You want a team that is engaged and performing and if you have provided some key pieces to make that happen through tracking, accountability, and micro-meetings, then giving them a structure that provides an opportunity to share with you and contribute to team goals is a natural outgrowth of that process. If you don't provide it the result will be the same as starving a fire of air. You can provide fuel and heat but without air, it won't last. Take the time to listen. It is truly a key component to ramping up the "Hu" element on your team. Performance Leadership - Think About It!
"Accountability is the glue that ties commitment to the result." Bob Proctor
The most challenging behavior to master with regard to harnessing the human element is getting you and your team to embrace accountability. This has several layers of meaning that need to be extracted so that you understand what I mean by accountability. Certainly, it means monitoring and holding your people accountable for their KPIs or performance objectives but it also means being vulnerable as a leader as well as getting your team to be vulnerable around behavior dealing with team performance such as admitting mistakes, needing help, or just saying sorry.
Accountability is Hard!
It is not by accident that embracing accountability is not often written about. I won’t sugar coat it, this is the hardest behavior to master. In fact, statistically, this is the biggest challenge that leaders face over all the other behaviors that they need to develop. We all tend to get uncomfortable with the idea of calling someone out for a behavior or a performance issue.
If you are like most of us (and I mean most of us) you are not going to want to hold that team member accountable for negative or non-productive behavior. Rather you will probably make note of it during your meetings or say something in passing to others on the team or in your department. Regardless of how you try to spin it this is indicative of a lack of respect as there is nothing respectful about withholding information from a peer that could help them improve their performance.
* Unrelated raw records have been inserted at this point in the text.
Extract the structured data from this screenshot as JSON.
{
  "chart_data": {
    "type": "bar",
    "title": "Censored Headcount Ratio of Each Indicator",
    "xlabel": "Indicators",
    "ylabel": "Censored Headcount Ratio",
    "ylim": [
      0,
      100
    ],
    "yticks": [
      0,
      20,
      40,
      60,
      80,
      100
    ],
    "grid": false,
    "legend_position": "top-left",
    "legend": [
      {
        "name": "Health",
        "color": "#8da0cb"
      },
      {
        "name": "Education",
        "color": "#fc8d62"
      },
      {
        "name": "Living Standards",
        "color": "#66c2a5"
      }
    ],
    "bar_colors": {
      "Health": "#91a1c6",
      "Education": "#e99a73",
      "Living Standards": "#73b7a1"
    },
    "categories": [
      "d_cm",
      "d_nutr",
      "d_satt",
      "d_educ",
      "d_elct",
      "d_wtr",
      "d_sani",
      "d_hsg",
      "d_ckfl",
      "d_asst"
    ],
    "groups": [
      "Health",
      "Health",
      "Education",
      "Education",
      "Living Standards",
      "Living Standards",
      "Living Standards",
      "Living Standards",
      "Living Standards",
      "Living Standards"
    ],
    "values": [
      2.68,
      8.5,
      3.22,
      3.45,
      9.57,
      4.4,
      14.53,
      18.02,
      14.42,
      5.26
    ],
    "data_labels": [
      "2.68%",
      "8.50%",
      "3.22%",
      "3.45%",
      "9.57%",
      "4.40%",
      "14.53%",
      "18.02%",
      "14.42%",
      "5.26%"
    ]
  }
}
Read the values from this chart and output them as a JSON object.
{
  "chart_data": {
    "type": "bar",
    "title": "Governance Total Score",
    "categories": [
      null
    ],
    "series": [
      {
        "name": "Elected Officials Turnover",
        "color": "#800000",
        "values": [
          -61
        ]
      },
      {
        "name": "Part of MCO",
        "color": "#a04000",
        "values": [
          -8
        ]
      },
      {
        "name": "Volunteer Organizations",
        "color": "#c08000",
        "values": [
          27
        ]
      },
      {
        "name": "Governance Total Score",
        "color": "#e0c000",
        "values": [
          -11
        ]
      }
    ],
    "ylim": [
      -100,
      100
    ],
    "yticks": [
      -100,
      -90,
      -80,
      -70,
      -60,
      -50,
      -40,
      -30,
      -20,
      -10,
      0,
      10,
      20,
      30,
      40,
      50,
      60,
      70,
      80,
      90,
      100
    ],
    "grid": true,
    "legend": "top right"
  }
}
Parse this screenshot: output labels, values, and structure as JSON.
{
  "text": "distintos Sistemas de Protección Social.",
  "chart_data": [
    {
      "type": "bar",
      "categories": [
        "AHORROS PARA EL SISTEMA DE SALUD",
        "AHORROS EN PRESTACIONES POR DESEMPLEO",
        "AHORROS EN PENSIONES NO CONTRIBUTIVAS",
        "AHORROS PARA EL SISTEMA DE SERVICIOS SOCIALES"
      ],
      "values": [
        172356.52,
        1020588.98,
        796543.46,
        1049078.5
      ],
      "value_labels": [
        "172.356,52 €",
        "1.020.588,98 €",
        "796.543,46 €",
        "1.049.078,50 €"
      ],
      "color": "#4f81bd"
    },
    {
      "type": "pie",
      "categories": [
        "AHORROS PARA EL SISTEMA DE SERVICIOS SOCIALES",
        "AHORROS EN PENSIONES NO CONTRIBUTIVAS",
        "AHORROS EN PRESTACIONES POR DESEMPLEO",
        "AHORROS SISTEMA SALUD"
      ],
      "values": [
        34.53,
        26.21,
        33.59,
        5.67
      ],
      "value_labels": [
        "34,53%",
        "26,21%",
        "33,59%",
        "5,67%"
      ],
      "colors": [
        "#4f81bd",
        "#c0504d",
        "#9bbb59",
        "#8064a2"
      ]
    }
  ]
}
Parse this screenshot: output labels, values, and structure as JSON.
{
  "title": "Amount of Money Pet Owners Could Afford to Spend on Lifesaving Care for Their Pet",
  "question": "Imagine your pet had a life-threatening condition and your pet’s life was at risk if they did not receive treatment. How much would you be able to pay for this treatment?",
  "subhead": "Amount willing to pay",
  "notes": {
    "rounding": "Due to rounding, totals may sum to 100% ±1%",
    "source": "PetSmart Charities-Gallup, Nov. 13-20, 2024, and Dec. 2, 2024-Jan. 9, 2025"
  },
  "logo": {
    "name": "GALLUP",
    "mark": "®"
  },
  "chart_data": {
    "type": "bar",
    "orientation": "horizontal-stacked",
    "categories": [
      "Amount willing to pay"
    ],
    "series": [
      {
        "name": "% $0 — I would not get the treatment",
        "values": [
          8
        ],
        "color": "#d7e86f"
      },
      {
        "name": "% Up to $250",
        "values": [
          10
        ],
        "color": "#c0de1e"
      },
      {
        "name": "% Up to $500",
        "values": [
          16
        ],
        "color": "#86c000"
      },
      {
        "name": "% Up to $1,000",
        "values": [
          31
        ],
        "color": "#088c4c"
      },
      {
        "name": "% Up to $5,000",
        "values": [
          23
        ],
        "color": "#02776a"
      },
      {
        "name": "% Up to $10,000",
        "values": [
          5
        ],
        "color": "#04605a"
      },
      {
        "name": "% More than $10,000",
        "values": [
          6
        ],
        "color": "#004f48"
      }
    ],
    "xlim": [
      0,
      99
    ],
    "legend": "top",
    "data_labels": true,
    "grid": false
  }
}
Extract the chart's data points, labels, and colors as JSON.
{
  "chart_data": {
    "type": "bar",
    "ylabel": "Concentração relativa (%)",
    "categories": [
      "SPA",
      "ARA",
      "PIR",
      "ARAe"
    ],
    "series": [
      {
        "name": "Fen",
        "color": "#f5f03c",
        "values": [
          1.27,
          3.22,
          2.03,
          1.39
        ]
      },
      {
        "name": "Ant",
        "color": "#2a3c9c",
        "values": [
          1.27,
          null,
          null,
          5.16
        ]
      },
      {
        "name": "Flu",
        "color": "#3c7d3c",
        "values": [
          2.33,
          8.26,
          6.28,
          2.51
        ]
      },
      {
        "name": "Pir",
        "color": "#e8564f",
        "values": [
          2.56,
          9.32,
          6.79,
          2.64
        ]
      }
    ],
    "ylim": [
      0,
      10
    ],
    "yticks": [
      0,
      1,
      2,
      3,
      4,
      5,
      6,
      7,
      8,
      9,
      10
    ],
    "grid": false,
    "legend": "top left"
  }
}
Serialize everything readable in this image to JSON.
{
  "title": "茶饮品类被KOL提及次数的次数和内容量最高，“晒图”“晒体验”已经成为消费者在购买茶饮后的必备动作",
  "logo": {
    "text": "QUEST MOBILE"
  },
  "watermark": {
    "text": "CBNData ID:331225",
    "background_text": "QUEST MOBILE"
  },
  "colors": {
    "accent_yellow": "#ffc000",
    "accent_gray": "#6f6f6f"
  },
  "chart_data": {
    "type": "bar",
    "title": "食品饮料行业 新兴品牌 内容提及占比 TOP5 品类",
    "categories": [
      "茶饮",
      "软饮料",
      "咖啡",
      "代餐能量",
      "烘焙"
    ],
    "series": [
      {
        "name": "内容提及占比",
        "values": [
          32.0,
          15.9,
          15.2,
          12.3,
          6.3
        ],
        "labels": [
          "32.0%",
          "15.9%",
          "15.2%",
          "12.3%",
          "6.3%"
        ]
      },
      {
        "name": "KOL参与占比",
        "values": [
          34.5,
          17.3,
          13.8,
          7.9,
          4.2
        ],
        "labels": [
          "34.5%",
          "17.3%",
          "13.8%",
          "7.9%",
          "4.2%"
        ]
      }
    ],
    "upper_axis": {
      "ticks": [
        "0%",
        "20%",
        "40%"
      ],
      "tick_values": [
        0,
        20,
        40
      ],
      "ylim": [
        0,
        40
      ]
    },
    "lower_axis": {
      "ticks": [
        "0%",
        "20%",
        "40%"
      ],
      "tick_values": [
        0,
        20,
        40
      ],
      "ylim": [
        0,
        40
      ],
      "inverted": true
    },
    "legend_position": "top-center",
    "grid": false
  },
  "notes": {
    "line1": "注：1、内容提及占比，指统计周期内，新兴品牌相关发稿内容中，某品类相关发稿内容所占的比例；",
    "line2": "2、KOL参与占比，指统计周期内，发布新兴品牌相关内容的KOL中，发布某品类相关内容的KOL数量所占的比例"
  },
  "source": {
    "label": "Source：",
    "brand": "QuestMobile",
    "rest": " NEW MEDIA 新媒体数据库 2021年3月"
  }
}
Accountability is Affirming
The biggest affirmation you can give your team or staff is to hold them accountable. If you think about it from a personal perspective wouldn’t you want to be told that something you were doing or not doing was not only noted by your peers but was impacting their ability to do their jobs as well?
This will date me a little, but concerning walking in that mutual vulnerable trust let me use this old adage – “Only your friend will tell you when your fly is open or your slip is showing.” As difficult as it may seem, the idea of holding each other accountable for behavior that impacts the team has to be done and is one of those indicators of a strong and cohesive team.
Accountability is Respectful
Once you have your team tracking their own metrics around their performance you must hold them accountable. What that does NOT mean is walking up and looking at their charts tracking their metrics and tearing them "a new one." What is does mean is asking them to show you how they are doing, getting them to explain the highs and the lows (something they will want to do given a safe environment), and by asking them what their plan is to improve the problem areas they have identified. You can also keep the door open to them should they decide they need help - but let them tackle their issues first. A healthy team will come to understand that truth and embracing accountability will come easier as they practice it. It is ultimately the highest form of respect.
No, it never gets easy, just easier, and once you have experienced working on a team that is cohesive and healthy and that practices embracing accountability you will wonder how you ever managed to get things done any other way. And what’s more, it will be rewarding, enriching, and fun! It's all about tapping into that "Hu" element. How accountable are you and your team? Performance Leadership – Think About It!